Multimodal Support: Supports questions that integrate text and images, evaluating the AI model’s ability to process multimodal information.

The Technical Principles of the Olympic Arena

Data Collection and Annotation: Collect questions from 62 international Olympic competitions to ensure the high quality and diversity of the questions. Conduct question extraction and annotation based on a professional team, including question classification, answer type annotation, solution step annotation, etc. Use a multi-step verification mechanism to ensure the accuracy and consistency of the annotated data.
Evaluation Method: For questions with fixed answers, verify the correctness of the model’s output based on rule matching. For questions requiring code generation, validate the correctness of the code using test cases. Compare the problem-solving steps generated by the model with the standard solution steps to evaluate the correctness of each step. For questions that are difficult to assess using rule matching, use high-performance models (such as GPT-4V) as evaluators to determine the correctness of the model’s output.
Multimodal Processing: For questions containing images, extract key information from the images based on image recognition technology and combine it with textual information to evaluate the multimodal processing ability of the AI model. Generate descriptive text for images to help the AI model better understand the content of the images.
Data Leakage Detection: Utilize N-gram prediction technology to determine whether the model has encountered the problems in the benchmark test, ensuring the fairness of the benchmark test. Perform instance-level detection for each problem to verify whether the model correctly predicts the key information in the problem.

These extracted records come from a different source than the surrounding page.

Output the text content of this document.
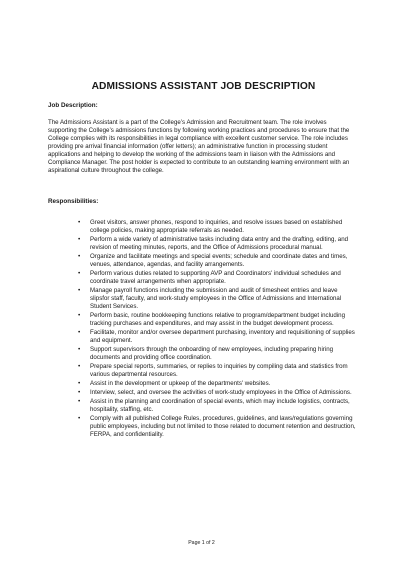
ADMISSIONS ASSISTANT JOB DESCRIPTION

Job Description:

The Admissions Assistant is a part of the College’s Admission and Recruitment team. The role involves supporting the College’s admissions functions by following working practices and procedures to ensure that the College complies with its responsibilities in legal compliance with excellent customer service. The role includes providing pre arrival financial information (offer letters); an administrative function in processing student applications and helping to develop the working of the admissions team in liaison with the Admissions and Compliance Manager. The post holder is expected to contribute to an outstanding learning environment with an aspirational culture throughout the college.

Responsibilities:

• Greet visitors, answer phones, respond to inquiries, and resolve issues based on established college policies, making appropriate referrals as needed.
• Perform a wide variety of administrative tasks including data entry and the drafting, editing, and revision of meeting minutes, reports, and the Office of Admissions procedural manual.
• Organize and facilitate meetings and special events; schedule and coordinate dates and times, venues, attendance, agendas, and facility arrangements.
• Perform various duties related to supporting AVP and Coordinators' individual schedules and coordinate travel arrangements when appropriate.
• Manage payroll functions including the submission and audit of timesheet entries and leave slipsfor staff, faculty, and work-study employees in the Office of Admissions and International Student Services.
• Perform basic, routine bookkeeping functions relative to program/department budget including tracking purchases and expenditures, and may assist in the budget development process.
• Facilitate, monitor and/or oversee department purchasing, inventory and requisitioning of supplies and equipment.
• Support supervisors through the onboarding of new employees, including preparing hiring documents and providing office coordination.
• Prepare special reports, summaries, or replies to inquiries by compiling data and statistics from various departmental resources.
• Assist in the development or upkeep of the departments' websites.
• Interview, select, and oversee the activities of work-study employees in the Office of Admissions.
• Assist in the planning and coordination of special events, which may include logistics, contracts, hospitality, staffing, etc.
• Comply with all published College Rules, procedures, guidelines, and laws/regulations governing public employees, including but not limited to those related to document retention and destruction, FERPA, and confidentiality.
Page 1 of 2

Project address of Olympic Arena

Project Website: https://gair-nlp.github.io/OlympicArena/
GitHub Repository: https://github.com/GAIR-NLP/OlympicArena
Hugging Face Model Hub: https://huggingface.co/datasets/GAIR/OlympicArena
arXiv Technical Paper: https://arxiv.org/pdf/2406.12753

Application scenarios of Olympic Arena

AI Model Performance Evaluation: Test the cognitive reasoning ability of AI models in multidisciplinary fields.
Model Training and Optimization: Help identify model weaknesses and guide improvements in training strategies.
Education and Learning Assistance: Provide learning resources at the level of Olympic competitions to assist teaching.
Scientific Research and Discovery: Promote the application of AI in scientific research and facilitate scientific discoveries.
Technology Competitions and Challenges: Serve as an AI technology competition platform to inspire innovation and promote technological development.